Apple have released eight security updates this week for a range of devices. Four of these updates include fixes for a zero-day vulnerability in AppleAVD. This vulnerability is said to have been actively exploited before this update was released, and affected Apple Watch, Apple TV, Macs, iPhones and iPads.
Identified as CVE-2022-22675 by an anonymous researcher, the AppleAVD vulnerability allowed for an application to execute arbitrary code with kernel privileges. This is due to an out of bounds issue on AppleAVD, a kernel extension for audio and video decoding. The recent update has addressed this through improved bound checking on iOS 15.4.1, iPadOS 15.4.1, macOS Big Sur, tvOS 15.5 and watchOS 8.6.
Apple does not confirm security issues until updates or patches are readily available, in order to protect customers, so that malicious actors cannot take advantage of known and publicised vulnerabilities before fixes are released. It is therefore best practice to update affected devices immediately when patches are released, before attackers can take advantage of the released details. It is thought that this AppleAVD vulnerability was used in targeted attacks only, however the update should still be applied in order to prevent any further attack attempts.
Another notable fix from the updates released this week include multiple issues in Apache being patched for Macs. The affected systems were macOS Monetrey 12.4, macOS Catalina 2022-004, and macOS Big Sur 11.6.6.

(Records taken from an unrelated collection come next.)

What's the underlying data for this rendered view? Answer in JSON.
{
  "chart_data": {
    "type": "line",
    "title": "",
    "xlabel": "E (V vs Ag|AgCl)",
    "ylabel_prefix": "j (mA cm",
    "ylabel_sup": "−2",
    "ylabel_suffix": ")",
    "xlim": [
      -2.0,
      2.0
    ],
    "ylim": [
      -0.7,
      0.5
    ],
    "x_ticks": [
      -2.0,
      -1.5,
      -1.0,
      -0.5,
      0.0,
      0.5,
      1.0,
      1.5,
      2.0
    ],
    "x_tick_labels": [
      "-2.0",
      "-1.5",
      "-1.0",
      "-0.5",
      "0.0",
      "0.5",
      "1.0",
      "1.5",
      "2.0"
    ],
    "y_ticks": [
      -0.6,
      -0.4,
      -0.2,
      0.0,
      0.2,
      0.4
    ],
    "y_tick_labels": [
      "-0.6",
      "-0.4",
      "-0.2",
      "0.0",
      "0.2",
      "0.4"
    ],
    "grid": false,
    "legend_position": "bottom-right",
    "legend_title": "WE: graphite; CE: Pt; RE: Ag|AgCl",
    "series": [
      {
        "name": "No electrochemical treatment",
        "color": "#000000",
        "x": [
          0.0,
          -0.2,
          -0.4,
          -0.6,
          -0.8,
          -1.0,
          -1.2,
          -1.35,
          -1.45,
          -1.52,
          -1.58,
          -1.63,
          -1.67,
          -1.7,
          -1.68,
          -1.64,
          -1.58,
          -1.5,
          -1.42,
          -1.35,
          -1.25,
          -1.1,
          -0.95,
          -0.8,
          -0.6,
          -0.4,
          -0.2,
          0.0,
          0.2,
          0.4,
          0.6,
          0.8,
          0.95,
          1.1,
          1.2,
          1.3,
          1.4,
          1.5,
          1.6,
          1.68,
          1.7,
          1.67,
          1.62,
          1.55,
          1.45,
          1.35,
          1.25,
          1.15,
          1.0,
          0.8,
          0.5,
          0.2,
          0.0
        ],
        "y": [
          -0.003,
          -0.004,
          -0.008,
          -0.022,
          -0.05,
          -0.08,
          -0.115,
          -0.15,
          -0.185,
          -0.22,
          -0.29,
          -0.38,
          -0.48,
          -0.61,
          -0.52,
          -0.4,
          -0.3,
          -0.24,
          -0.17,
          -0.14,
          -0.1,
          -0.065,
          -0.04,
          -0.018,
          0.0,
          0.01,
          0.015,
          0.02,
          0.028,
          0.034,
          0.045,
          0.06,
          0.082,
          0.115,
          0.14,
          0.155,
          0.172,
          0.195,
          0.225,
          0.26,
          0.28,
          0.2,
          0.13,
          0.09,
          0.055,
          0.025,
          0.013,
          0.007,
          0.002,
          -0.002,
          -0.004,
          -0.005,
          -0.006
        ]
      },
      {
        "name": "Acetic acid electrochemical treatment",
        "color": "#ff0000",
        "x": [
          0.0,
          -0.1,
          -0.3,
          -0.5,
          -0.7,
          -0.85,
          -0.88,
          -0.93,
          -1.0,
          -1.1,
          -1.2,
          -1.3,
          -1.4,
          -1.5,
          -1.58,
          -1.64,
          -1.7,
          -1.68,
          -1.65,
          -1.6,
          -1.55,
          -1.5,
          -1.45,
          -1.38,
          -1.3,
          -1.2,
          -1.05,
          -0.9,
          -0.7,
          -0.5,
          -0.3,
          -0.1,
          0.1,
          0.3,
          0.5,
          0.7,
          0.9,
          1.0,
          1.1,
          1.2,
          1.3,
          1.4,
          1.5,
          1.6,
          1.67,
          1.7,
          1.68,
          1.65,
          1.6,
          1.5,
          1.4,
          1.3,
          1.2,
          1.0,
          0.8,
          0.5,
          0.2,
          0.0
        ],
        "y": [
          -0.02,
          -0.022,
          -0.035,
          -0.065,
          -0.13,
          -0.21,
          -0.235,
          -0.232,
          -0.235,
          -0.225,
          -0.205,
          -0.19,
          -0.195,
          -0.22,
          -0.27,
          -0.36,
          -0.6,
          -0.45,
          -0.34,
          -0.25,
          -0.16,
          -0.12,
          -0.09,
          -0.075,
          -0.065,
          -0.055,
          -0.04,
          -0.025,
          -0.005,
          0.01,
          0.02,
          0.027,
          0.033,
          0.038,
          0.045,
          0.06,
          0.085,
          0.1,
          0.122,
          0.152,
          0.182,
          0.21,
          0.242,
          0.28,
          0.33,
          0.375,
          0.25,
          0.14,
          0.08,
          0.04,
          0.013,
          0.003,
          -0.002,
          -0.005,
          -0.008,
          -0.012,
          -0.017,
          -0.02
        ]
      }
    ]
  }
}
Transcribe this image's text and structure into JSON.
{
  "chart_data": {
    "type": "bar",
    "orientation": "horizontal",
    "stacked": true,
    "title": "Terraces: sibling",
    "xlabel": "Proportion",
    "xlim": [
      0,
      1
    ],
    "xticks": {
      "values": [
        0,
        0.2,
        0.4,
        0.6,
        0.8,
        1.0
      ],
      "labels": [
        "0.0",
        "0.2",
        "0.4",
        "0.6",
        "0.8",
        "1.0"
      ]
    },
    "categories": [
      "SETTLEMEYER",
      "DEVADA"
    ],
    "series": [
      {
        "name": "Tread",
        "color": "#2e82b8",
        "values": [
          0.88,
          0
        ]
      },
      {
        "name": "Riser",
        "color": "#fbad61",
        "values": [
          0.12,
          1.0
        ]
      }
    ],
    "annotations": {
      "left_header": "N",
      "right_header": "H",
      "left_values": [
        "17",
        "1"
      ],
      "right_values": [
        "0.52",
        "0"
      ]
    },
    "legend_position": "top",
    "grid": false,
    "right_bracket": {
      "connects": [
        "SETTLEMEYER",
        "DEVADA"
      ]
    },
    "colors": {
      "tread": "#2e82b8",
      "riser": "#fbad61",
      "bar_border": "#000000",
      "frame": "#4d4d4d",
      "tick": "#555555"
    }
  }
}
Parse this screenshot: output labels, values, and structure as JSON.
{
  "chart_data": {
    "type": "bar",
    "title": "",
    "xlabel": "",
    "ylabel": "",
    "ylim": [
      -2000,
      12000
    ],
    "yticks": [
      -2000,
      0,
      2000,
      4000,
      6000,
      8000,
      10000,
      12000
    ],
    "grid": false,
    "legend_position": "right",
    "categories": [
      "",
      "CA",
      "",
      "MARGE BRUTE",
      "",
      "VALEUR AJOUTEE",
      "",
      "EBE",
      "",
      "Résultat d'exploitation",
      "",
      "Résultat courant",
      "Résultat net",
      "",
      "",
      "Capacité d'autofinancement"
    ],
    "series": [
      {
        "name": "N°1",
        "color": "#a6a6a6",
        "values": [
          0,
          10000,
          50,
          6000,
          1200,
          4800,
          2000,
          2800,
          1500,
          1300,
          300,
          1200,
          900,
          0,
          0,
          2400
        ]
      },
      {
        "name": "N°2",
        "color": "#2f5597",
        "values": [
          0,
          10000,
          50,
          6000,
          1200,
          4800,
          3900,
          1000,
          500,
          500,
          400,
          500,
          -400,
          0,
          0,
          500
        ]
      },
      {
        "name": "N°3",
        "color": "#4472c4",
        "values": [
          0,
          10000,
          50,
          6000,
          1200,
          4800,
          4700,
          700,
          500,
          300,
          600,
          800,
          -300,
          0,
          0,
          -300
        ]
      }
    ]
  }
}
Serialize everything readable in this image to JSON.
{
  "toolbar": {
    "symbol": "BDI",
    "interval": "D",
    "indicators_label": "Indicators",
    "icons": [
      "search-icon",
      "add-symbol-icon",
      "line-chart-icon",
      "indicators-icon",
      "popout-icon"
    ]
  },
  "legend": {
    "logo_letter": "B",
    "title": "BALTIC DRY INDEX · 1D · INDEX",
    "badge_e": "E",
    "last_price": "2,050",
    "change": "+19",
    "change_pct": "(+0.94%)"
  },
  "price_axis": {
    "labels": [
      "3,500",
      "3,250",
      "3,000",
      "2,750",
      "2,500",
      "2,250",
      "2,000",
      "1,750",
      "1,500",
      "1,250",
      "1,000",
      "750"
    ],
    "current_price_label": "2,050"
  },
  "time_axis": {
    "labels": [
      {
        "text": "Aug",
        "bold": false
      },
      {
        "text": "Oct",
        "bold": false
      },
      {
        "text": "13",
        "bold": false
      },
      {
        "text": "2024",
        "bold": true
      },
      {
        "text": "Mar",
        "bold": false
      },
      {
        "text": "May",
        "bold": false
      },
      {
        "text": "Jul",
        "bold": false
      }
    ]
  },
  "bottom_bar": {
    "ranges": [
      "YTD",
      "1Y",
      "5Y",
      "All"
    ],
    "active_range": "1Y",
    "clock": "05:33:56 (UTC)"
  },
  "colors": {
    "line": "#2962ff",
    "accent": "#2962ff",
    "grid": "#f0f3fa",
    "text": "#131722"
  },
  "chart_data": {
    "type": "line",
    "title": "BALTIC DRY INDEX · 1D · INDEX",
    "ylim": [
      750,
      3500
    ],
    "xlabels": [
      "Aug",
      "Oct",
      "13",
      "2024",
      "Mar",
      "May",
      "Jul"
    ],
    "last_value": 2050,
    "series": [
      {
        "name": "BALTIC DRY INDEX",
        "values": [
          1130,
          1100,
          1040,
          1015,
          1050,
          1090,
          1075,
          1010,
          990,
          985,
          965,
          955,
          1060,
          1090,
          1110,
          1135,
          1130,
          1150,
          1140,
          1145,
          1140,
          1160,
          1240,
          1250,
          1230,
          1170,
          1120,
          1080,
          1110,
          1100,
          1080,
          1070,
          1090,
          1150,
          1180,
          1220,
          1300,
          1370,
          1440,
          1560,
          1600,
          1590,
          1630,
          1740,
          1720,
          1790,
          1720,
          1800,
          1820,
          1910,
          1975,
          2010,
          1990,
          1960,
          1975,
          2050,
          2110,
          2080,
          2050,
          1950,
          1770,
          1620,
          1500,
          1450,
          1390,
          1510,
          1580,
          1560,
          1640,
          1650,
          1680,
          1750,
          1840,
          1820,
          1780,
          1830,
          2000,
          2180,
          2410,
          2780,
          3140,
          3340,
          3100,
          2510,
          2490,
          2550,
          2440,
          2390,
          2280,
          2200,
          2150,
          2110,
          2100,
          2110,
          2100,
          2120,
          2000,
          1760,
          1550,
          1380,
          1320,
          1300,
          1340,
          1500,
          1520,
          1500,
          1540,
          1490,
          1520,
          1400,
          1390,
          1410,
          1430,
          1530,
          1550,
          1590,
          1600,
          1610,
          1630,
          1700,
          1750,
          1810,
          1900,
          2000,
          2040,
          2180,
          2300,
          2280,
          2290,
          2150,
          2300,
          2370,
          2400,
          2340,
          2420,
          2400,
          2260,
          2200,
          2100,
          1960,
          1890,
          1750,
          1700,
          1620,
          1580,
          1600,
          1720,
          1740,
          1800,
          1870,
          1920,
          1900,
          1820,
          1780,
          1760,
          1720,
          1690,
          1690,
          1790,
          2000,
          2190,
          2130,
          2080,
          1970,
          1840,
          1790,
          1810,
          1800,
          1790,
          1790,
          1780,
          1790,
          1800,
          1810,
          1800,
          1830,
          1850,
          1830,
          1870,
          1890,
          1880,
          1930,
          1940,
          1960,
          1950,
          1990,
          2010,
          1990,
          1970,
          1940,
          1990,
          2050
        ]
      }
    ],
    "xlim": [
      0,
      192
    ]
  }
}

These identified issues are:
- CVE-2021-44224
NULL Pointer Dereference – URI sent to httpd as forward proxy can cause a crash.
- CVE-2021-44790
Out-of-bounds write can cause an overflow in the mod_lua multipart parser (r:parsebody() called from Lua scripts)
- CVE-2022-22719
Improper initialisation can cause a read to a random memory area causing the process to crash.
- CVE-2022-22720
HTTP request smuggling through inconsistent interpretation of requests.
- CVE-2022-22721
Integer overflow when LimitXMLRequestBody set to allow request bodies larger than 350MB on 32 bit systems, causing out-of-bounds writes.
The update this week addressed these by moving Apache to version 2.4.53. This update is essential as although the Apache httpd team have stated they are not currently aware of an exploit for the CVE-2021-44790 vulnerability, they expect it might be possible to craft one.